In contrast to the seven years of protracted and complex litigation here, McCallan filed his Chapter 7 case in the Middle District of Florida on November 18, 2016. The Docket in that case shows only about 57 docket entries, with nothing of any apparent complexity. It is apparent that only a tiny fraction of the total proceedings have taken place in the Middle District of Florida. Moreover, given the nature of these proceedings, the complex factual setting, McCallan’s propensity to misrepresent facts and hide assets and records, it is advisable to consolidate all related proceedings in one court.”
“The Court finds that the interest of justice is best served by a transfer of McCallan’s case to the Middle District of Alabama. This Court and the Trustee in this District have invested an extraordinary amount of time in these related cases. Virtually all of McCallan’s indebtedness arises out of Adversary Proceeding 11-3007, which was litigated in this Court. This Court and the Trustee have spent many hundreds of hours learning about McCallan’s business practices. It is a tremendous waste to call upon the Judge and the Trustee in the Middle District of Florida to learn all of this. Based upon the testimony at the March 27th hearing and evidence heard by the Court at any number of previous hearings, witnesses and documents are scattered throughout the United States. However, much of this has now been marshaled by the Trustee here in the Middle District of Alabama.
Moreover, McCallan transferred the bulk of his business operations from Florida to Alabama in 2008 and 2009, in response to actions taken by the Florida Bar and the Florida Secretary of State, which had the effect of shutting down the bulk of McCallan’s business operations. Having been run out of Florida to Alabama, one step ahead of the law, McCallan cannot now justly complain that he is forced to litigate here, as opposed to Florida. One may not dance back and forth across state lines in an effort to frustrate creditors and yet complain about justice and convenience.” – Source
In the Alabama bankruptcy case of Allegro Law there have been 5,623 documents filed so far. It’s been going on since 2010.
In McCallan’s objection to have his bankruptcy transferred to Alabama his attorney said, “The Trustee’s Motion to Transfer incorrectly states, “Little in the way of case administration has thus far occurred in the Florida Court.” In fact, at the time of filing the Motion to Transfer there were forty (40) docket entries in the Florida Court.”

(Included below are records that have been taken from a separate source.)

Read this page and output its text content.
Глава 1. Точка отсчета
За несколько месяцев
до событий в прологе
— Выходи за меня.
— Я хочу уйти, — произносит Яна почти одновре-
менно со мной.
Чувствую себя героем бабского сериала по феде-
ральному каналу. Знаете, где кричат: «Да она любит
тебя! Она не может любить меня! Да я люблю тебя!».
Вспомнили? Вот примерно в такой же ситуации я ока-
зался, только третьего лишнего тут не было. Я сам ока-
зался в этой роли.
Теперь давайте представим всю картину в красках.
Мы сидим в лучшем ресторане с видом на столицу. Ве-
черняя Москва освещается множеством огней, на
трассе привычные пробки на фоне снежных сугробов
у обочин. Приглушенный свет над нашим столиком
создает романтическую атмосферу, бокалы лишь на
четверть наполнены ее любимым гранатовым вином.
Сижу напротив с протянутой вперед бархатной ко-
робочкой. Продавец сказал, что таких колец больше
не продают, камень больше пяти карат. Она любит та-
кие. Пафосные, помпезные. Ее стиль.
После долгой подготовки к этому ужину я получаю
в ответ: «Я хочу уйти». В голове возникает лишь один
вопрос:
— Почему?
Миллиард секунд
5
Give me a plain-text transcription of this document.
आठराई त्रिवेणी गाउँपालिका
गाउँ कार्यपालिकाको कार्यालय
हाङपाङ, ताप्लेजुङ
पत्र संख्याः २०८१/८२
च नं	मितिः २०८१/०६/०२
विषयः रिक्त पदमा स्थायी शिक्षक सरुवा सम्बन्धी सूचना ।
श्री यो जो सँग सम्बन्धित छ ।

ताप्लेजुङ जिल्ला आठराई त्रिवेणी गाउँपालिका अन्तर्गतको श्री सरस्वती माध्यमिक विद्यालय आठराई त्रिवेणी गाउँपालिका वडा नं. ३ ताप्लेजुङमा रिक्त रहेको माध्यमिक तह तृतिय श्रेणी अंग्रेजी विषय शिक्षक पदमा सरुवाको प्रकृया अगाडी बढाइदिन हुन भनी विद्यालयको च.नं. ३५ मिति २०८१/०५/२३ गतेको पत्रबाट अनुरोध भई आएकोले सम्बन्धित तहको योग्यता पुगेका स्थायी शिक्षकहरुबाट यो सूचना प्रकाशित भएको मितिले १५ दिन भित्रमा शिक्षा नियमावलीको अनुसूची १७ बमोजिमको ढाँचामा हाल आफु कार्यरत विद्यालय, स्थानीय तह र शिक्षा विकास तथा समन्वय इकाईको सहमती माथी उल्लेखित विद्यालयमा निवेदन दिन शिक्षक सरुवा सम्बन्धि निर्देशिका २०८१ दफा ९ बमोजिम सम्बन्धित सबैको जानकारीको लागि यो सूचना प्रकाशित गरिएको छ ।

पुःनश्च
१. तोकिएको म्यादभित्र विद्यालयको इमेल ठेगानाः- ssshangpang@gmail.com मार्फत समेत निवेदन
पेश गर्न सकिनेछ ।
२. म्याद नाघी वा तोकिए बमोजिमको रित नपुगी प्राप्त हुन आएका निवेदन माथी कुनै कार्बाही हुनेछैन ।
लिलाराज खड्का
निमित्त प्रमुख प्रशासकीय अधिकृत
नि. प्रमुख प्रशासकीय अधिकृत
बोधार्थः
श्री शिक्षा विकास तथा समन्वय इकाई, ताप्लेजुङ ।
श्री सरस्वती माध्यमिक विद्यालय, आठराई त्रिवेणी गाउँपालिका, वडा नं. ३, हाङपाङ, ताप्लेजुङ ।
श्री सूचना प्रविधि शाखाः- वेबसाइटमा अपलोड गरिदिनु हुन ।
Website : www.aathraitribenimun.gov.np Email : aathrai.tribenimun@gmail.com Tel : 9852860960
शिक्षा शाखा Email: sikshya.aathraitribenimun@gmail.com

McCallan’s attorney even worries Tim McCallan may be jailed or made homeless, “If Mr. McCallan’s Chapter 7 case is transferred to this Court it is presumed that the Alabama Trustee will continue to insist that Mr. McCallan has not been forthright and will continue its quest to have him jailed no matter what he says or does.” and “Through the objection to the exemptions, the Alabama Trustee is attempting to take away the Debtors homestead and render his wife and two teenage children homeless and this venue motion would require the debtor to defend such: (a) hours away from his home; (b) without the counsel of his choosing; and (c) determined in a venue unfamiliar with the laws that determine whether his family will be left homeless. How can such factors be in the interest of justice?”
McCallan loses. Cased transferred to Alabama.